Bangkok: A voluntary organization working with people living with HIV is embarking on a new online campaign to help build supportive social environments and combat HIV discrimination against gay, transgender men and women in Thailand.
The HIV Foundation Thailand begins its new online campaign called “You are Not Alone” August 1 to be implemented from Bangkok and produced in Thai, Laos, Myanmar, Cambodian and English.
It is targeted toward the various language-specific Southeast Asian groups of people living and working in Bangkok who are encouraged to post images of themselves on social media with the message “You are Not Alone,” and a statement of support for people with HIV.
The campaign will culminate in a gallery launch of images for World AIDS Day 2014 on December 1, according to The HIV Foundation Thailand press release.
“You are Not Alone” is an online social campaign to build supportive social environments for all people living with HIV in Bangkok and across Southeast Asia,” said Nikorn Chimkong, Executive Director of The HIV Foundation Thailand.
“We will particularly target messages in support of women and girls in sex work, people who use drugs, men who have sex with men, transgender people and migrants, refugees and mobile populations,” he added.
The HIV Foundation Thailand campaign team will travel across Bangkok each week inviting people from the five language communities to take ‘selfies’ with a campaign signage as well as encouraging them to post messages of support among their friends and family for people living with HIV.
“Ending HIV is possible,” said Scott Berry, Regional Advisor of The HIV Foundation, “but only if hatred and disregard for people affected by HIV ends first.”
He pointed out that “Sometimes it seems that discrimination by neighbors and even family members of people living with HIV is more difficult to bear than the illness itself,” he added.
The HIV Foundation Thailand is an independent, non-profit organization that serves vulnerable populations for HIV across ASEAN. It is committed to respond to people most affected by HIV.
“We serve these groups because few others will,” said Chimkong adding that the foundation delivers health and community services and builds capacity among local organizations to deliver HIV services.

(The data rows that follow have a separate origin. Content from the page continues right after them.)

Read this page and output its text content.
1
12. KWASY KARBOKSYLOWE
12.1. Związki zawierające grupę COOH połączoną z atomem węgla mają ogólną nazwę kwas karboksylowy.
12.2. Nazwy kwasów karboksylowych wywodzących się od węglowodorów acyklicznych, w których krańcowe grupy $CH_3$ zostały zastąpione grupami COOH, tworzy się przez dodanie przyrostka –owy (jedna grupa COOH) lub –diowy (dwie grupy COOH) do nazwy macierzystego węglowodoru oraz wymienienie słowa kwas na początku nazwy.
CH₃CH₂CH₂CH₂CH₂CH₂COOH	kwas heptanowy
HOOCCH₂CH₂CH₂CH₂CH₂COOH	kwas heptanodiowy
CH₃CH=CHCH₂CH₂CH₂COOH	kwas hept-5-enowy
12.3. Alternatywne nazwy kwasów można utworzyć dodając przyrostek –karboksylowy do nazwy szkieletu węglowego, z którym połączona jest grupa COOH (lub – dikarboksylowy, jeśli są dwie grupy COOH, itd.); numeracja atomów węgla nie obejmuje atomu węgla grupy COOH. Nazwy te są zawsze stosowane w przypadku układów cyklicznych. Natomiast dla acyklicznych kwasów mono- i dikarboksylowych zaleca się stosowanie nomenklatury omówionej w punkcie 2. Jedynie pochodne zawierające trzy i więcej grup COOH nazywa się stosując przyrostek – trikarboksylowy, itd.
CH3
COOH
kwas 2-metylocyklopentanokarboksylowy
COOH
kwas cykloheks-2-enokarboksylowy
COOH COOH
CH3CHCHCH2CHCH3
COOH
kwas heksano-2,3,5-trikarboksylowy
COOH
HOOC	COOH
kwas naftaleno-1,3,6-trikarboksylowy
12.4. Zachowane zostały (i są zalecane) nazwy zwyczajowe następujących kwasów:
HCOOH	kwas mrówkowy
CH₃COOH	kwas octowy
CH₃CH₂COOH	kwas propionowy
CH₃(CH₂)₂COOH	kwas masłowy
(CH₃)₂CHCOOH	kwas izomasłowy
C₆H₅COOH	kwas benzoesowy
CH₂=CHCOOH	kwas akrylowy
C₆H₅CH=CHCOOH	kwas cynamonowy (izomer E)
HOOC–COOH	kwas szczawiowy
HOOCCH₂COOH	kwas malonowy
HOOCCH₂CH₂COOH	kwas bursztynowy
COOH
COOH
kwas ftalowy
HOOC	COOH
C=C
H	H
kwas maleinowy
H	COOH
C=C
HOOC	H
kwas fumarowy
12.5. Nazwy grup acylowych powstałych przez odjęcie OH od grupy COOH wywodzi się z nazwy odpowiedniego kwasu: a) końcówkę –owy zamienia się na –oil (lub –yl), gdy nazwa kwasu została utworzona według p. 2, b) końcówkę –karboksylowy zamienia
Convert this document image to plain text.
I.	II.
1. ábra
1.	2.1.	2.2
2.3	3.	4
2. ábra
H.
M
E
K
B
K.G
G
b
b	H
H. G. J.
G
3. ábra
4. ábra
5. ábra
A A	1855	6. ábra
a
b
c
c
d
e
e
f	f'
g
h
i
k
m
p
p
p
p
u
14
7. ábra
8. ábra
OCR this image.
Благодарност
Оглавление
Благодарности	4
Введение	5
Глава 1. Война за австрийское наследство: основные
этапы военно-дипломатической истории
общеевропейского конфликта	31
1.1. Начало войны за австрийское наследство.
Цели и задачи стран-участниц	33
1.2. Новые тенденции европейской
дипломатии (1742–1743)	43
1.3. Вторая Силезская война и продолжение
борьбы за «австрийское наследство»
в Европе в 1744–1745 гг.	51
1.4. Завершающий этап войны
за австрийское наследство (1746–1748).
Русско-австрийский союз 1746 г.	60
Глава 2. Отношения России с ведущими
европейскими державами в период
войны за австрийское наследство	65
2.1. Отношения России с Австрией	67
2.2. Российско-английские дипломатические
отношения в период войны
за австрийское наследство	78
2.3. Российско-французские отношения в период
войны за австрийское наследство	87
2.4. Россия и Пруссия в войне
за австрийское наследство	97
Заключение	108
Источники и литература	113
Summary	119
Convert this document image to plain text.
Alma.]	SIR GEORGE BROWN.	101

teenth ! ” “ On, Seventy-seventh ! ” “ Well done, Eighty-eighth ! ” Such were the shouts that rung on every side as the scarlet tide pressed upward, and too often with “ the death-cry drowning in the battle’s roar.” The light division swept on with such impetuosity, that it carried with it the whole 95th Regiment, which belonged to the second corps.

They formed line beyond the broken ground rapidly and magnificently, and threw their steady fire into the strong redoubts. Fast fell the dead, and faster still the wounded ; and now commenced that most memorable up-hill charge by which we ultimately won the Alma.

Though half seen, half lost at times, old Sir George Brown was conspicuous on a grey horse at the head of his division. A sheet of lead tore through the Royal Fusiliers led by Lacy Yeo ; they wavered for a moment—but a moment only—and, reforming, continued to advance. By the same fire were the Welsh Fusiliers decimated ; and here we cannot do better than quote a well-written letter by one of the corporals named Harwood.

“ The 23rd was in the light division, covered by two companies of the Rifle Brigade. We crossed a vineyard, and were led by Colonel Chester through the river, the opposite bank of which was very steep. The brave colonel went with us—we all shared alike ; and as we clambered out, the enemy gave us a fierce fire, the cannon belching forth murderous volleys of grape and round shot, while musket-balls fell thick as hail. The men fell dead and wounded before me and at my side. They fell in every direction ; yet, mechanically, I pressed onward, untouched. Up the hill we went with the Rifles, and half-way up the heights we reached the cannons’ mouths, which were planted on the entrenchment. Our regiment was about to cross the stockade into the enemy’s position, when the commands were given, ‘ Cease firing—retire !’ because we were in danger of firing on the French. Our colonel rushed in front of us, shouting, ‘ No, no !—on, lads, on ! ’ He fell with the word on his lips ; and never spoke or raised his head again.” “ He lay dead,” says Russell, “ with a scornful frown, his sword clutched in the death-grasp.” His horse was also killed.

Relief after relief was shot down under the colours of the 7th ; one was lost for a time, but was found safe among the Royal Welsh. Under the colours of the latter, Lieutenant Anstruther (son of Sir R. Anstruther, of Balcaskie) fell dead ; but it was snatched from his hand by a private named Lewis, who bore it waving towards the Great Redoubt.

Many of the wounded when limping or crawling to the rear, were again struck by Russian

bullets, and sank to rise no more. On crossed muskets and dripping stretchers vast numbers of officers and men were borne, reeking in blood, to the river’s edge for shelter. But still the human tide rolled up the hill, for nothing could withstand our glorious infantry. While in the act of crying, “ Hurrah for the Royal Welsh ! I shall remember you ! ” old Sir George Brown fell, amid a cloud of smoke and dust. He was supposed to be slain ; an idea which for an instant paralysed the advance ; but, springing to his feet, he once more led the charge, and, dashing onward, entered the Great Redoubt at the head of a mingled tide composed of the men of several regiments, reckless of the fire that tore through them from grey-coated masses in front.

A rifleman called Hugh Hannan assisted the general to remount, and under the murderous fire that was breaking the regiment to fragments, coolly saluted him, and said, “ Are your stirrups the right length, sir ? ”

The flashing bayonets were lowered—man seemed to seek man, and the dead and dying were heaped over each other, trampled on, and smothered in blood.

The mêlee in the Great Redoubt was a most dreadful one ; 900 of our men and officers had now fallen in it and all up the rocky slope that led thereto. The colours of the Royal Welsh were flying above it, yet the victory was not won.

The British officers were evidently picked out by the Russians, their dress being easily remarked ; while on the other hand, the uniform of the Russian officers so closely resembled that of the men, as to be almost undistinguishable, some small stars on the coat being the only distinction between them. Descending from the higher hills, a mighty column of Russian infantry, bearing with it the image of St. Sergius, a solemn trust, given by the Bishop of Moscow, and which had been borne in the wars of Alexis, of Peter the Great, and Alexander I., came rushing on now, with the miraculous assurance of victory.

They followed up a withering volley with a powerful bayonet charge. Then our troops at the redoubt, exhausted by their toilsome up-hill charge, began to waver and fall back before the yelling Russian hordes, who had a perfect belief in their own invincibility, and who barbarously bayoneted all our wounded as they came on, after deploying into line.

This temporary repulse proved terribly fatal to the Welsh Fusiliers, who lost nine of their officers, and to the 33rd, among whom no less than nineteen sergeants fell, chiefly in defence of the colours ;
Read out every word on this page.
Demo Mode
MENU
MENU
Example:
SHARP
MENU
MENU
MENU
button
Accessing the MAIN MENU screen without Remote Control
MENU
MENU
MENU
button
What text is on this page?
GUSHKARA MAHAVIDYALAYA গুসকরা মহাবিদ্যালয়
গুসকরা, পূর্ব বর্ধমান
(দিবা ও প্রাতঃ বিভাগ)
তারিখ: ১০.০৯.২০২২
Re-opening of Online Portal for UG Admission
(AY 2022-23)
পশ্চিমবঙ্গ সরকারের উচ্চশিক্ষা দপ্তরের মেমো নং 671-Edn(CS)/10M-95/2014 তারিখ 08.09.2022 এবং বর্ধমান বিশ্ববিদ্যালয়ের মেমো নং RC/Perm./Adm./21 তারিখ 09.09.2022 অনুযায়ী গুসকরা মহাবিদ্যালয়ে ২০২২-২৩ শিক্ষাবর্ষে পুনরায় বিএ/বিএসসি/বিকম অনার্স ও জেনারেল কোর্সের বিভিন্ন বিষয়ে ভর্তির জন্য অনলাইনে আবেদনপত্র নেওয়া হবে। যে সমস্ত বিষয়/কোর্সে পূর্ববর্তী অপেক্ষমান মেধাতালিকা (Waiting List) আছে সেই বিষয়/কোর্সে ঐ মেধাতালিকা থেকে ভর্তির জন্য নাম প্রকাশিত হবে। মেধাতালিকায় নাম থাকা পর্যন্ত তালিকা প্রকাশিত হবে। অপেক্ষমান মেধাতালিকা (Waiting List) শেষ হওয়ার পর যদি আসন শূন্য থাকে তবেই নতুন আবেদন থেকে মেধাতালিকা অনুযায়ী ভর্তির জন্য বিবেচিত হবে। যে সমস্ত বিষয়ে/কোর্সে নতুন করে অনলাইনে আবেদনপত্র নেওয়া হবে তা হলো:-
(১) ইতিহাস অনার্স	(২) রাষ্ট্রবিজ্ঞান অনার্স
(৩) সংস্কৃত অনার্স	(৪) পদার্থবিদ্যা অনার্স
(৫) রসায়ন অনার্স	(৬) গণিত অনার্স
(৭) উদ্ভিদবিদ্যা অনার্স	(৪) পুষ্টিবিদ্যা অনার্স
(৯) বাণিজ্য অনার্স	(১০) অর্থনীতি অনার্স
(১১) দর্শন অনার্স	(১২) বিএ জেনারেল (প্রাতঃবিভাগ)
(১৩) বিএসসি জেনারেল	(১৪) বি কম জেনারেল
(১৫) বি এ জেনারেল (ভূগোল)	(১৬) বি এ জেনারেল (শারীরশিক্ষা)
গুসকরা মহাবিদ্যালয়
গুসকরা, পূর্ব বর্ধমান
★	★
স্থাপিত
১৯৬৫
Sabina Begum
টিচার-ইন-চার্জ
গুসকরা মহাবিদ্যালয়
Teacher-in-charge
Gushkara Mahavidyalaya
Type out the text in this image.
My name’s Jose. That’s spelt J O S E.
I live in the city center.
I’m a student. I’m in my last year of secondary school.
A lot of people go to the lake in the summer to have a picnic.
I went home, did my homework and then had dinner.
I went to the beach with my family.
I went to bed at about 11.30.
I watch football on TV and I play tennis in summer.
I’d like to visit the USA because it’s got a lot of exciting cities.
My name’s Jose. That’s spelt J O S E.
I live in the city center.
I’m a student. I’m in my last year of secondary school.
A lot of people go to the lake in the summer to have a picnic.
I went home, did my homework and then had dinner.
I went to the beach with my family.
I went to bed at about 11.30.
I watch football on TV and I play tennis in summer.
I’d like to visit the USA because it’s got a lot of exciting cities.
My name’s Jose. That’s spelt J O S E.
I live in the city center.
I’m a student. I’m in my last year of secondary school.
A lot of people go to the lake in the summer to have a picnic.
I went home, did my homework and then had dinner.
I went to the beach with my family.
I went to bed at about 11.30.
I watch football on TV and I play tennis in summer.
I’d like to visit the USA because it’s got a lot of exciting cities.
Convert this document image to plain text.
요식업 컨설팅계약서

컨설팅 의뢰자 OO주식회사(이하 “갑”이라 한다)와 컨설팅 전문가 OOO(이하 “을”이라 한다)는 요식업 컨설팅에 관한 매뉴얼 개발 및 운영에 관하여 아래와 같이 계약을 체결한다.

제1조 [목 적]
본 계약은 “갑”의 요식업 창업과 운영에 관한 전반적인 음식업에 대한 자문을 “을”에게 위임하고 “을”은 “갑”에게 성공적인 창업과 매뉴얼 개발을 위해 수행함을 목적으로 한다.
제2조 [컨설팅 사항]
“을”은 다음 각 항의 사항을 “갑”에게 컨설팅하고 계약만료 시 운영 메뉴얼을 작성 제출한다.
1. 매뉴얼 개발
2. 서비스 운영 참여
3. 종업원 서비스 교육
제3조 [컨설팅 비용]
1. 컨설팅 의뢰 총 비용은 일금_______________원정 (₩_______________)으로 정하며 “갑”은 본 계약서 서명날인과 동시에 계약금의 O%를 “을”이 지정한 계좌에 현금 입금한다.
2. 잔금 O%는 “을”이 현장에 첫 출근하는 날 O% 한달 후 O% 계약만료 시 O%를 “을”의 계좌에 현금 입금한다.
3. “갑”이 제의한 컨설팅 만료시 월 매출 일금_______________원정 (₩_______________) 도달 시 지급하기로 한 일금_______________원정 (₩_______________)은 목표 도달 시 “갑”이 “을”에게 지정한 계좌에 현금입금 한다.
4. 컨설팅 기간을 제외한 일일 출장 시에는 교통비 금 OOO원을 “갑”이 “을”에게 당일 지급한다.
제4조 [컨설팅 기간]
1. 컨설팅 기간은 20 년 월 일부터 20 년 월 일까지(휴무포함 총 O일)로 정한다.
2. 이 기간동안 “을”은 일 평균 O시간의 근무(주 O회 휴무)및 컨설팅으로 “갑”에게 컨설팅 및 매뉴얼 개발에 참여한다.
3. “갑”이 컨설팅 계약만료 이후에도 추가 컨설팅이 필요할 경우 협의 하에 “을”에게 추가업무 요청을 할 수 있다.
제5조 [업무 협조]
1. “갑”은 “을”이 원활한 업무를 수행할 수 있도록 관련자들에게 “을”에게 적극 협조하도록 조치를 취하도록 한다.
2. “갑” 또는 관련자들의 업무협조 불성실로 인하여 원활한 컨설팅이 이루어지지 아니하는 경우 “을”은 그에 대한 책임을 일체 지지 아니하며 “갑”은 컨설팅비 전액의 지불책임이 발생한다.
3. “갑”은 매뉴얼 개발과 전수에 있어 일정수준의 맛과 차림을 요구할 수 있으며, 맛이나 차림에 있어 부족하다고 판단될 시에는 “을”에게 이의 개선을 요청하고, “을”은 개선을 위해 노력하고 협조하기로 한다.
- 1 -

A recent WHO report showed that same-sex attracted men, transgender people, prisoners, people who inject drugs and sex workers were at high risk and together account for about half of all new HIV infections worldwide.
Such vulnerable groups such as gay men have least access to healthcare services as criminalization and stigma often leave them seeking little or no help even when it is available and “will inevitably lead to more infections in those communities,” Rachel Baggaley of WHO’s HIV department had then told reporters.